Peles Empire: 1 Eye 2 Eyes
For their second solo show at Wentrup, Peles Empire has designed a large-scale installation which is based on their many years of exploring the relationship between original and copy, and whose concrete starting point is the ensemble of spaces in the gallery on Tempelhofer Ufer.
Strategies of optical flattening out and illusion, the transformation from 3D to 2D and back to 3D, and not least the question as to if and when a work can ever be understood to be completed — these are some of the motifs Peles Empire handles in their exhibition “1 Eye 2 Eyes”.
Even while they were students at Frankfurt’s Städelschule, the duo Katharina Stöver and Barbara Wolff began its research into Schloss Peles in Romania, a project that is not merely preserved in their pseudonym Peles Empire but actively continues.
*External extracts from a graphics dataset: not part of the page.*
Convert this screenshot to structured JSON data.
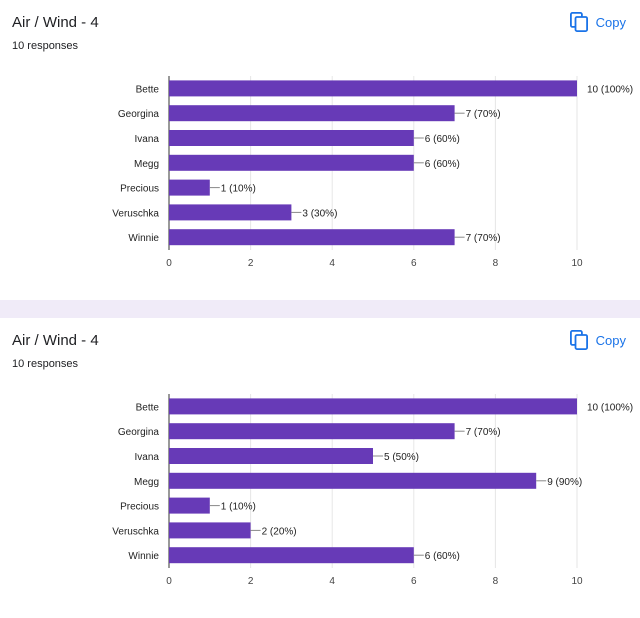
{
  "cards": [
    {
      "title": "Air / Wind - 4",
      "subtitle": "10 responses",
      "copy_label": "Copy"
    },
    {
      "title": "Air / Wind - 4",
      "subtitle": "10 responses",
      "copy_label": "Copy"
    }
  ],
  "colors": {
    "bar": "#673ab7",
    "accent": "#1a73e8",
    "divider": "#f0ebf8"
  },
  "chart_data": [
    {
      "type": "bar",
      "orientation": "horizontal",
      "categories": [
        "Bette",
        "Georgina",
        "Ivana",
        "Megg",
        "Precious",
        "Veruschka",
        "Winnie"
      ],
      "values": [
        10,
        7,
        6,
        6,
        1,
        3,
        7
      ],
      "value_labels": [
        "10 (100%)",
        "7 (70%)",
        "6 (60%)",
        "6 (60%)",
        "1 (10%)",
        "3 (30%)",
        "7 (70%)"
      ],
      "xlim": [
        0,
        10
      ],
      "xticks": [
        0,
        2,
        4,
        6,
        8,
        10
      ],
      "grid": true
    },
    {
      "type": "bar",
      "orientation": "horizontal",
      "categories": [
        "Bette",
        "Georgina",
        "Ivana",
        "Megg",
        "Precious",
        "Veruschka",
        "Winnie"
      ],
      "values": [
        10,
        7,
        5,
        9,
        1,
        2,
        6
      ],
      "value_labels": [
        "10 (100%)",
        "7 (70%)",
        "5 (50%)",
        "9 (90%)",
        "1 (10%)",
        "2 (20%)",
        "6 (60%)"
      ],
      "xlim": [
        0,
        10
      ],
      "xticks": [
        0,
        2,
        4,
        6,
        8,
        10
      ],
      "grid": true
    }
  ]
}
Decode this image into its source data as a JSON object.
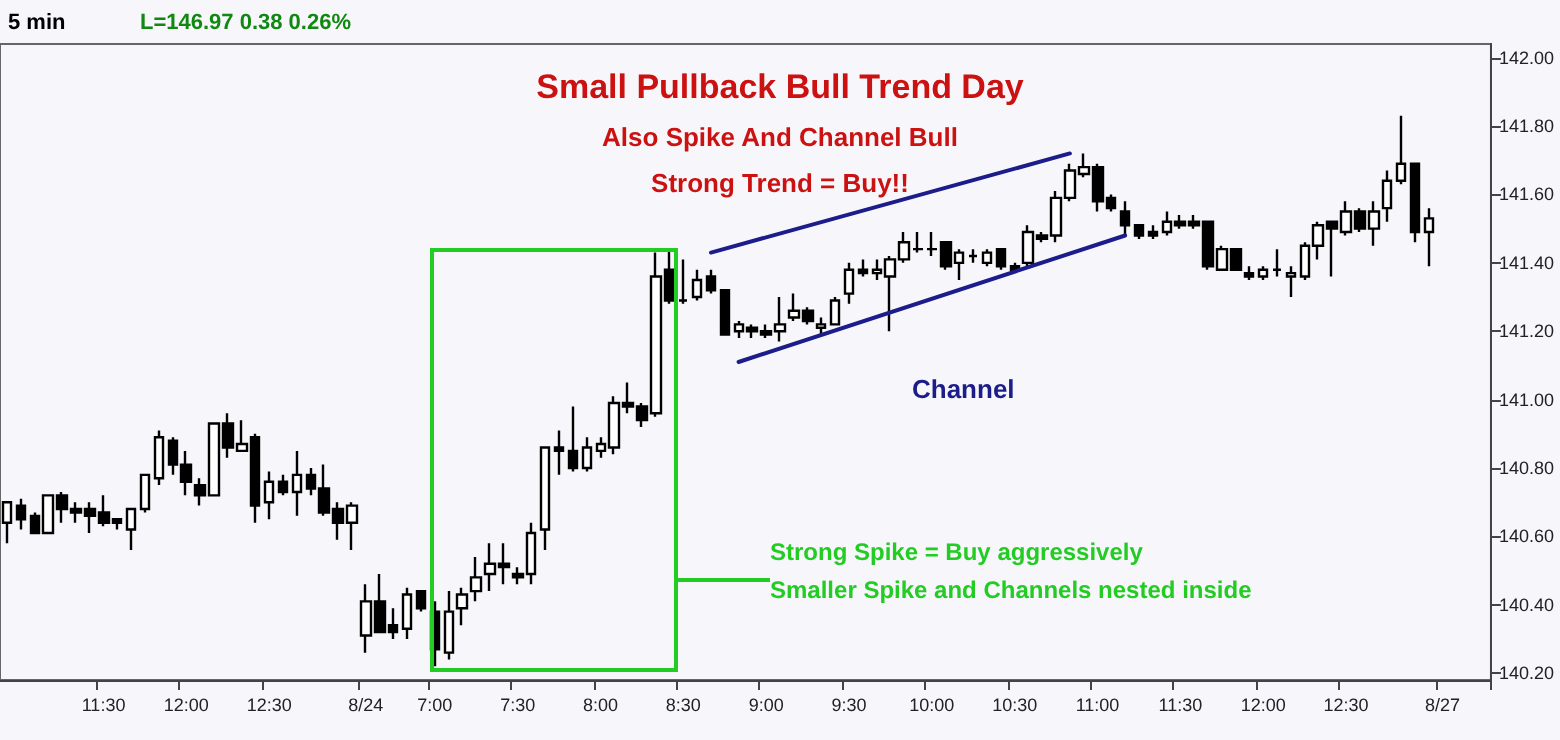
{
  "chart_data": {
    "type": "candlestick",
    "title": "Small Pullback Bull Trend Day",
    "subtitle": "Also Spike And Channel Bull",
    "annotations": [
      "Strong Trend = Buy!!",
      "Channel",
      "Strong Spike = Buy aggressively",
      "Smaller Spike and Channels nested inside",
      "5 min",
      "L=146.97 0.38 0.26%"
    ],
    "categories": [
      null,
      null,
      null,
      null,
      null,
      null,
      null,
      "11:30",
      null,
      null,
      null,
      null,
      null,
      "12:00",
      null,
      null,
      null,
      null,
      null,
      "12:30",
      null,
      null,
      null,
      null,
      null,
      null,
      "8/24",
      null,
      null,
      null,
      null,
      "7:00",
      null,
      null,
      null,
      null,
      null,
      "7:30",
      null,
      null,
      null,
      null,
      null,
      "8:00",
      null,
      null,
      null,
      null,
      null,
      "8:30",
      null,
      null,
      null,
      null,
      null,
      "9:00",
      null,
      null,
      null,
      null,
      null,
      "9:30",
      null,
      null,
      null,
      null,
      null,
      "10:00",
      null,
      null,
      null,
      null,
      null,
      "10:30",
      null,
      null,
      null,
      null,
      null,
      "11:00",
      null,
      null,
      null,
      null,
      null,
      "11:30",
      null,
      null,
      null,
      null,
      null,
      "12:00",
      null,
      null,
      null,
      null,
      null,
      "12:30",
      null,
      null,
      null,
      null,
      null,
      null,
      "8/27",
      null,
      null,
      null
    ],
    "ohlc": [
      [
        140.64,
        140.7,
        140.58,
        140.7
      ],
      [
        140.69,
        140.71,
        140.62,
        140.65
      ],
      [
        140.66,
        140.67,
        140.61,
        140.61
      ],
      [
        140.61,
        140.72,
        140.61,
        140.72
      ],
      [
        140.72,
        140.73,
        140.64,
        140.68
      ],
      [
        140.68,
        140.7,
        140.64,
        140.67
      ],
      [
        140.68,
        140.7,
        140.61,
        140.66
      ],
      [
        140.67,
        140.72,
        140.63,
        140.64
      ],
      [
        140.65,
        140.65,
        140.62,
        140.64
      ],
      [
        140.62,
        140.68,
        140.56,
        140.68
      ],
      [
        140.68,
        140.78,
        140.67,
        140.78
      ],
      [
        140.77,
        140.91,
        140.75,
        140.89
      ],
      [
        140.88,
        140.89,
        140.78,
        140.81
      ],
      [
        140.81,
        140.85,
        140.72,
        140.76
      ],
      [
        140.75,
        140.77,
        140.69,
        140.72
      ],
      [
        140.72,
        140.93,
        140.72,
        140.93
      ],
      [
        140.93,
        140.96,
        140.83,
        140.86
      ],
      [
        140.85,
        140.94,
        140.85,
        140.87
      ],
      [
        140.89,
        140.9,
        140.64,
        140.69
      ],
      [
        140.7,
        140.79,
        140.65,
        140.76
      ],
      [
        140.76,
        140.78,
        140.72,
        140.73
      ],
      [
        140.73,
        140.85,
        140.66,
        140.78
      ],
      [
        140.78,
        140.8,
        140.72,
        140.74
      ],
      [
        140.74,
        140.81,
        140.66,
        140.67
      ],
      [
        140.68,
        140.7,
        140.59,
        140.64
      ],
      [
        140.64,
        140.7,
        140.56,
        140.69
      ],
      [
        140.31,
        140.46,
        140.26,
        140.41
      ],
      [
        140.41,
        140.49,
        140.32,
        140.32
      ],
      [
        140.34,
        140.39,
        140.3,
        140.32
      ],
      [
        140.33,
        140.45,
        140.3,
        140.43
      ],
      [
        140.44,
        140.44,
        140.38,
        140.39
      ],
      [
        140.38,
        140.41,
        140.22,
        140.27
      ],
      [
        140.26,
        140.44,
        140.24,
        140.38
      ],
      [
        140.39,
        140.45,
        140.34,
        140.43
      ],
      [
        140.44,
        140.54,
        140.41,
        140.48
      ],
      [
        140.49,
        140.58,
        140.44,
        140.52
      ],
      [
        140.52,
        140.58,
        140.46,
        140.51
      ],
      [
        140.49,
        140.51,
        140.46,
        140.48
      ],
      [
        140.49,
        140.64,
        140.46,
        140.61
      ],
      [
        140.62,
        140.86,
        140.56,
        140.86
      ],
      [
        140.86,
        140.91,
        140.78,
        140.85
      ],
      [
        140.85,
        140.98,
        140.79,
        140.8
      ],
      [
        140.8,
        140.89,
        140.79,
        140.86
      ],
      [
        140.85,
        140.89,
        140.83,
        140.87
      ],
      [
        140.86,
        141.01,
        140.84,
        140.99
      ],
      [
        140.99,
        141.05,
        140.96,
        140.98
      ],
      [
        140.98,
        140.99,
        140.92,
        140.94
      ],
      [
        140.96,
        141.43,
        140.95,
        141.36
      ],
      [
        141.38,
        141.44,
        141.28,
        141.29
      ],
      [
        141.29,
        141.41,
        141.28,
        141.29
      ],
      [
        141.3,
        141.38,
        141.29,
        141.35
      ],
      [
        141.36,
        141.38,
        141.31,
        141.32
      ],
      [
        141.32,
        141.32,
        141.19,
        141.19
      ],
      [
        141.2,
        141.23,
        141.18,
        141.22
      ],
      [
        141.21,
        141.22,
        141.18,
        141.2
      ],
      [
        141.2,
        141.22,
        141.18,
        141.19
      ],
      [
        141.2,
        141.3,
        141.17,
        141.22
      ],
      [
        141.24,
        141.31,
        141.23,
        141.26
      ],
      [
        141.26,
        141.27,
        141.22,
        141.23
      ],
      [
        141.21,
        141.24,
        141.19,
        141.22
      ],
      [
        141.22,
        141.3,
        141.22,
        141.29
      ],
      [
        141.31,
        141.4,
        141.28,
        141.38
      ],
      [
        141.38,
        141.41,
        141.36,
        141.37
      ],
      [
        141.37,
        141.41,
        141.35,
        141.38
      ],
      [
        141.36,
        141.42,
        141.2,
        141.41
      ],
      [
        141.41,
        141.49,
        141.4,
        141.46
      ],
      [
        141.44,
        141.49,
        141.43,
        141.44
      ],
      [
        141.44,
        141.49,
        141.42,
        141.44
      ],
      [
        141.46,
        141.46,
        141.38,
        141.39
      ],
      [
        141.4,
        141.44,
        141.35,
        141.43
      ],
      [
        141.42,
        141.44,
        141.4,
        141.42
      ],
      [
        141.4,
        141.44,
        141.39,
        141.43
      ],
      [
        141.44,
        141.44,
        141.38,
        141.39
      ],
      [
        141.39,
        141.4,
        141.37,
        141.38
      ],
      [
        141.4,
        141.51,
        141.39,
        141.49
      ],
      [
        141.48,
        141.49,
        141.46,
        141.47
      ],
      [
        141.48,
        141.61,
        141.46,
        141.59
      ],
      [
        141.59,
        141.69,
        141.58,
        141.67
      ],
      [
        141.66,
        141.72,
        141.65,
        141.68
      ],
      [
        141.68,
        141.69,
        141.55,
        141.58
      ],
      [
        141.59,
        141.6,
        141.55,
        141.56
      ],
      [
        141.55,
        141.58,
        141.48,
        141.51
      ],
      [
        141.51,
        141.51,
        141.47,
        141.48
      ],
      [
        141.49,
        141.51,
        141.47,
        141.48
      ],
      [
        141.49,
        141.55,
        141.48,
        141.52
      ],
      [
        141.52,
        141.54,
        141.5,
        141.51
      ],
      [
        141.52,
        141.54,
        141.5,
        141.51
      ],
      [
        141.52,
        141.52,
        141.38,
        141.39
      ],
      [
        141.38,
        141.45,
        141.38,
        141.44
      ],
      [
        141.44,
        141.44,
        141.38,
        141.38
      ],
      [
        141.37,
        141.39,
        141.35,
        141.36
      ],
      [
        141.36,
        141.39,
        141.35,
        141.38
      ],
      [
        141.38,
        141.44,
        141.36,
        141.38
      ],
      [
        141.36,
        141.39,
        141.3,
        141.37
      ],
      [
        141.36,
        141.46,
        141.35,
        141.45
      ],
      [
        141.45,
        141.52,
        141.41,
        141.51
      ],
      [
        141.52,
        141.52,
        141.36,
        141.5
      ],
      [
        141.49,
        141.58,
        141.48,
        141.55
      ],
      [
        141.55,
        141.56,
        141.49,
        141.5
      ],
      [
        141.5,
        141.58,
        141.45,
        141.55
      ],
      [
        141.56,
        141.67,
        141.52,
        141.64
      ],
      [
        141.64,
        141.83,
        141.63,
        141.69
      ],
      [
        141.69,
        141.69,
        141.46,
        141.49
      ],
      [
        141.49,
        141.56,
        141.39,
        141.53
      ],
      null,
      null,
      null,
      null
    ],
    "series": [
      {
        "type": "line",
        "color": "#1c1c8a",
        "values": [
          null,
          null,
          null,
          null,
          null,
          null,
          null,
          null,
          null,
          null,
          null,
          null,
          null,
          null,
          null,
          null,
          null,
          null,
          null,
          null,
          null,
          null,
          null,
          null,
          null,
          null,
          null,
          null,
          null,
          null,
          null,
          null,
          null,
          null,
          null,
          null,
          null,
          null,
          null,
          null,
          null,
          null,
          null,
          null,
          null,
          null,
          null,
          null,
          null,
          null,
          null,
          141.43,
          null,
          null,
          null,
          null,
          null,
          null,
          null,
          null,
          null,
          null,
          null,
          null,
          null,
          null,
          null,
          null,
          null,
          null,
          null,
          null,
          null,
          null,
          null,
          null,
          null,
          141.72,
          null,
          null,
          null,
          null,
          null,
          null,
          null,
          null,
          null,
          null,
          null,
          null,
          null,
          null,
          null,
          null,
          null,
          null,
          null,
          null,
          null,
          null,
          null,
          null,
          null,
          null,
          null,
          null,
          null,
          null
        ]
      },
      {
        "type": "line",
        "color": "#1c1c8a",
        "values": [
          null,
          null,
          null,
          null,
          null,
          null,
          null,
          null,
          null,
          null,
          null,
          null,
          null,
          null,
          null,
          null,
          null,
          null,
          null,
          null,
          null,
          null,
          null,
          null,
          null,
          null,
          null,
          null,
          null,
          null,
          null,
          null,
          null,
          null,
          null,
          null,
          null,
          null,
          null,
          null,
          null,
          null,
          null,
          null,
          null,
          null,
          null,
          null,
          null,
          null,
          null,
          null,
          null,
          141.11,
          null,
          null,
          null,
          null,
          null,
          null,
          null,
          null,
          null,
          null,
          null,
          null,
          null,
          null,
          null,
          null,
          null,
          null,
          null,
          null,
          null,
          null,
          null,
          null,
          null,
          null,
          null,
          141.48,
          null,
          null,
          null,
          null,
          null,
          null,
          null,
          null,
          null,
          null,
          null,
          null,
          null,
          null,
          null,
          null,
          null,
          null,
          null,
          null,
          null,
          null,
          null,
          null,
          null,
          null
        ]
      }
    ],
    "ylim": [
      140.18,
      142.04
    ],
    "yticks": [
      {
        "value": 140.2,
        "label": "140.20"
      },
      {
        "value": 140.4,
        "label": "140.40"
      },
      {
        "value": 140.6,
        "label": "140.60"
      },
      {
        "value": 140.8,
        "label": "140.80"
      },
      {
        "value": 141,
        "label": "141.00"
      },
      {
        "value": 141.2,
        "label": "141.20"
      },
      {
        "value": 141.4,
        "label": "141.40"
      },
      {
        "value": 141.6,
        "label": "141.60"
      },
      {
        "value": 141.8,
        "label": "141.80"
      },
      {
        "value": 142,
        "label": "142.00"
      }
    ]
  }
}
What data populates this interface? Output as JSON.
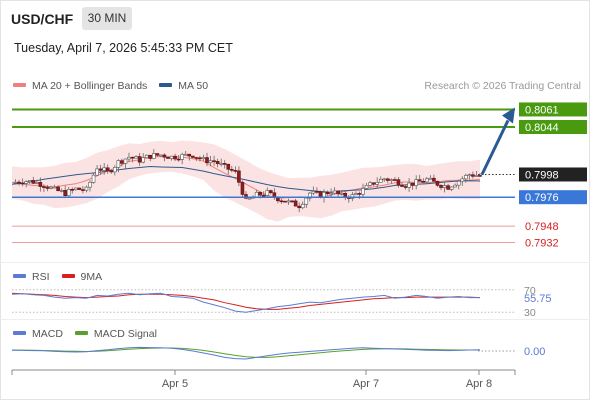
{
  "header": {
    "symbol": "USD/CHF",
    "timeframe": "30 MIN",
    "datetime": "Tuesday, April 7, 2026 5:45:33 PM CET"
  },
  "legend_main": {
    "ma20_label": "MA 20 + Bollinger Bands",
    "ma50_label": "MA 50",
    "ma20_color": "#f08080",
    "ma50_color": "#2c5a8c"
  },
  "source_note": "Research © 2026 Trading Central",
  "legend_rsi": {
    "rsi_label": "RSI",
    "ma_label": "9MA",
    "rsi_color": "#5b7bd5",
    "ma_color": "#d62020"
  },
  "legend_macd": {
    "macd_label": "MACD",
    "signal_label": "MACD Signal",
    "macd_color": "#5b7bd5",
    "signal_color": "#5aa02c"
  },
  "chart_data": {
    "type": "candlestick",
    "instrument": "USD/CHF",
    "interval": "30 MIN",
    "x_ticks": [
      "Apr 5",
      "Apr 7",
      "Apr 8"
    ],
    "price_range": [
      0.792,
      0.8075
    ],
    "current_price": "0.7998",
    "levels": [
      {
        "value": 0.8061,
        "label": "0.8061",
        "kind": "resistance",
        "color": "#4a9a10"
      },
      {
        "value": 0.8044,
        "label": "0.8044",
        "kind": "resistance",
        "color": "#4a9a10"
      },
      {
        "value": 0.7998,
        "label": "0.7998",
        "kind": "current",
        "color": "#222222"
      },
      {
        "value": 0.7976,
        "label": "0.7976",
        "kind": "pivot",
        "color": "#3a78d8"
      },
      {
        "value": 0.7948,
        "label": "0.7948",
        "kind": "support",
        "color": "#d42020"
      },
      {
        "value": 0.7932,
        "label": "0.7932",
        "kind": "support",
        "color": "#d42020"
      }
    ],
    "forecast_arrow": {
      "from": 0.7998,
      "to": 0.8061,
      "color": "#2a5a96"
    },
    "price_path": [
      0.799,
      0.7992,
      0.7991,
      0.7988,
      0.7983,
      0.798,
      0.7984,
      0.7983,
      0.8005,
      0.8,
      0.801,
      0.8015,
      0.8012,
      0.8016,
      0.8017,
      0.8015,
      0.8016,
      0.8017,
      0.8012,
      0.8011,
      0.8005,
      0.8,
      0.7972,
      0.7978,
      0.798,
      0.7975,
      0.7971,
      0.7968,
      0.798,
      0.7978,
      0.7982,
      0.7977,
      0.7977,
      0.7983,
      0.799,
      0.7994,
      0.7992,
      0.7988,
      0.799,
      0.7993,
      0.7989,
      0.7986,
      0.7992,
      0.7998,
      0.7997
    ],
    "rsi": {
      "levels": [
        "70",
        "30"
      ],
      "last_value": "55.75",
      "rsi_path": [
        62,
        63,
        61,
        60,
        57,
        55,
        56,
        55,
        60,
        59,
        62,
        64,
        61,
        63,
        64,
        58,
        57,
        55,
        48,
        43,
        38,
        32,
        30,
        33,
        36,
        40,
        42,
        45,
        48,
        47,
        50,
        53,
        55,
        57,
        58,
        60,
        55,
        57,
        60,
        58,
        55,
        57,
        58,
        56,
        56
      ],
      "ma_path": [
        64,
        63,
        62,
        61,
        60,
        58,
        57,
        56,
        57,
        58,
        59,
        61,
        62,
        62,
        62,
        61,
        60,
        58,
        55,
        52,
        47,
        43,
        39,
        36,
        35,
        35,
        37,
        39,
        42,
        44,
        46,
        48,
        50,
        52,
        54,
        55,
        56,
        56,
        57,
        57,
        57,
        57,
        57,
        57,
        56
      ]
    },
    "macd": {
      "last_value": "0.00",
      "macd_path": [
        0.0002,
        0.00015,
        0.0001,
        5e-05,
        -0.0001,
        -0.0002,
        -0.00025,
        -0.0002,
        0.0001,
        0.0003,
        0.0006,
        0.0008,
        0.0009,
        0.00085,
        0.0008,
        0.0007,
        0.0004,
        0.0,
        -0.0005,
        -0.001,
        -0.0016,
        -0.0019,
        -0.002,
        -0.0016,
        -0.0012,
        -0.0008,
        -0.0005,
        -0.0003,
        -0.0001,
        0.0001,
        0.0003,
        0.0005,
        0.0007,
        0.0008,
        0.0007,
        0.0006,
        0.0005,
        0.0004,
        0.0003,
        0.0002,
        0.00015,
        0.0001,
        0.00015,
        0.00025,
        0.0003
      ],
      "signal_path": [
        0.00025,
        0.00022,
        0.00018,
        0.00012,
        5e-05,
        -2e-05,
        -8e-05,
        -0.00012,
        -5e-05,
        8e-05,
        0.00025,
        0.00045,
        0.0006,
        0.0007,
        0.00075,
        0.00074,
        0.00065,
        0.00045,
        0.00015,
        -0.00025,
        -0.0007,
        -0.0011,
        -0.00145,
        -0.0016,
        -0.0016,
        -0.00145,
        -0.0012,
        -0.00095,
        -0.0007,
        -0.00045,
        -0.0002,
        2e-05,
        0.00022,
        0.0004,
        0.0005,
        0.00055,
        0.00055,
        0.00052,
        0.00046,
        0.0004,
        0.00034,
        0.00028,
        0.00025,
        0.00025,
        0.00026
      ]
    }
  }
}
The castle, an eclectic building in the style historicism, programmatically represents Stöver and Wolff’s practices of appropriation and the restaging of architectonic structures.
At Wentrup, the new show “1 Eye 2 Eyes” includes a complete re-staging of the gallery space. New sculptures, photographic wallpaper, Jesmonite objects, carpets printed with photographs, and paintings form an all-embracing installation whose motifs have been generated from images previously recorded within the very same gallery space. For instance, on some of the 2 x 3 m carpets, photographs of earlier stagings at Wentrup or of leftover packing materials are visible.
Peles Empire here employs classical painterly techniques of trompe l’oeil, but also combines them with more recent phenomena in the history of architecture and photography such as “forced perspective” images, which redefine proportionalities within representation—reality relations.
Their piece rests sculpturally on the gallery topography and portrays it with itself — altered, however, in medium and material. A comparison with Jorge Luis Borges’s well-known story “On Exactitude in Science” comes to mind, in which the map of the world has attained the dimensions of the world itself and suddenly original and copy lie spatially one on top of the other and the copy is identical to the original in every respect.
In “1 Eye 2 Eyes”, Peles Empire particularly takes spatiality and perspectival seeing as its point of departure, transforming the spaces of the gallery through a seamless installation in such a way that the copy copied here emerges as an independent and therefore new original.